Refreshingly easy. Surprisingly so. Within the same space of time that it takes me to decide what to wear in the morning, I had already learnt the basics of how to apply reasoning logic to my application through ‘decision trees’, and how to create question flows (forms that allow question and answer input data). In the same way that dance choreographers spend months piecing together complex routines to be delivered on the front-end by glossy Tik Tok models, Neota’s platform allows you to apply functions to your app that are powered by complex coding, without doing any of the hard work yourself. You’re the Tik Tok model: you can drag and drop to your heart’s content, and sit there and look pretty (or at least, create a sophisticated app that looks pretty) while the architects at Neota do all of the choreographing and hard work for you in the background. Thanks to the platform, a lockdown miracle occurred (if I can do it, then I promise you can too): I had created the components of my own sample puppy adoption application within around two hours. Cute.
My first few days were simultaneously packed with sales- and marketing-related tasks, practicing my app-building skills, and introductory meetings with different members of the team, aimed at helping me to ascertain the ways in which the teams interact with each other and form one seamless and integrated unit. I was struck by how dynamic every Neota employee is: most have corporate backgrounds rooted in Neota’s target industries, but they also have the added bonus of multidisciplinary skills and a phenomenal knowledge of technology. I Ieft the (virtual) office after my first week feeling inspired by the people that I had met, and by the company that I had entered. I wanted to be just like them.
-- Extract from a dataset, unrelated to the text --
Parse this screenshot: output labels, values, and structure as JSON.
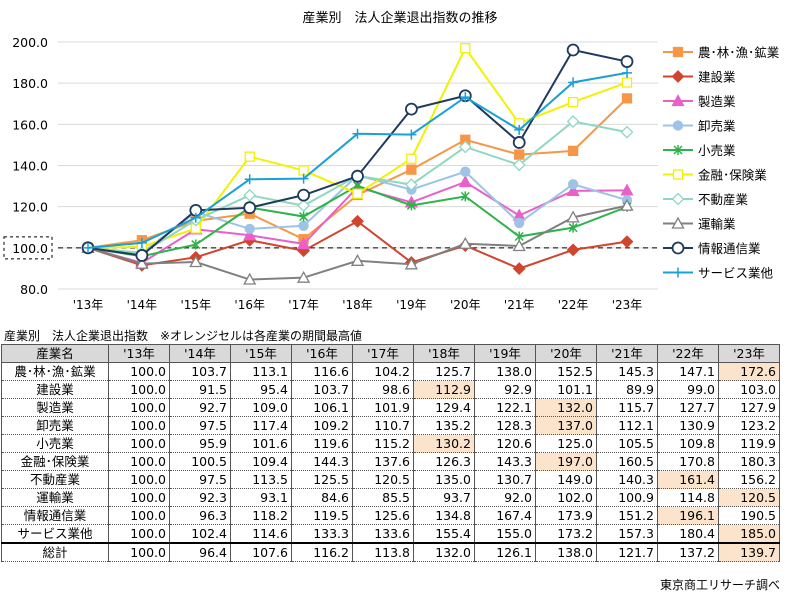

And luckily for me, the team’s consistently open, non-hierarchical and welcoming approach allowed me to do just that. Before starting, I had been worried that building a relationship with brand new colleagues would be difficult in the Covid-era. No cheeky group Pret trips or post-work team pub quizzes to be had. But working with extremely knowledgeable people that are happy to answer any questions (even the stupid ones) and to impart this knowledge meant that the scope for growth and learning was huge. I could not have asked for a better internship from this perspective, nor from the perspective of the perfect balance that was struck throughout my time with Neota between supervision and guidance over tasks to ensure that I was working along the right lines, and the freedom to work autonomously on projects and to put my very own spin on them. Every task was interesting and relevant, and mirrored knowledge that would be required as a trainee: researching different legal processes that could be automated meant having knowledge of the law in the first place. Researching competitors meant having the same commercial awareness that would be necessary as a trainee to understand a client’s aims and obstacles within its industry. Having worked in a start-up, entrepreneurial environment previously, I really enjoy the fact that you can take initiative and suggest new things, and that people are genuinely receptive to these suggestions. It felt good to know that I was making a tangible contribution to the future of Neota.
I am hugely grateful to both Clifford Chance and Neota for the opportunities that I have had during the internship. I have not only learnt so much about the legal technology industry, but I have also built my own app (hallelujah!), been introduced to fantastic work colleagues and clients, gained so many new skills, and have learnt more about myself (for one thing, that I can do something even if at first it seems daunting – like building an app!!) and my working style. When I enter the doors of 10 Upper Bank Street next August, I’ll bring with me a more well-informed, commercial approach to my work and a greater ability to contextualise the issues faced by Clifford Chance’s array of clients. I would encourage all future trainees to consider undertaking a LIFT internship for this very reason. And if that’s not enough to convince you, then the pretty LinkedIn certificate of completion of the Fundamentals training course most certainly should be.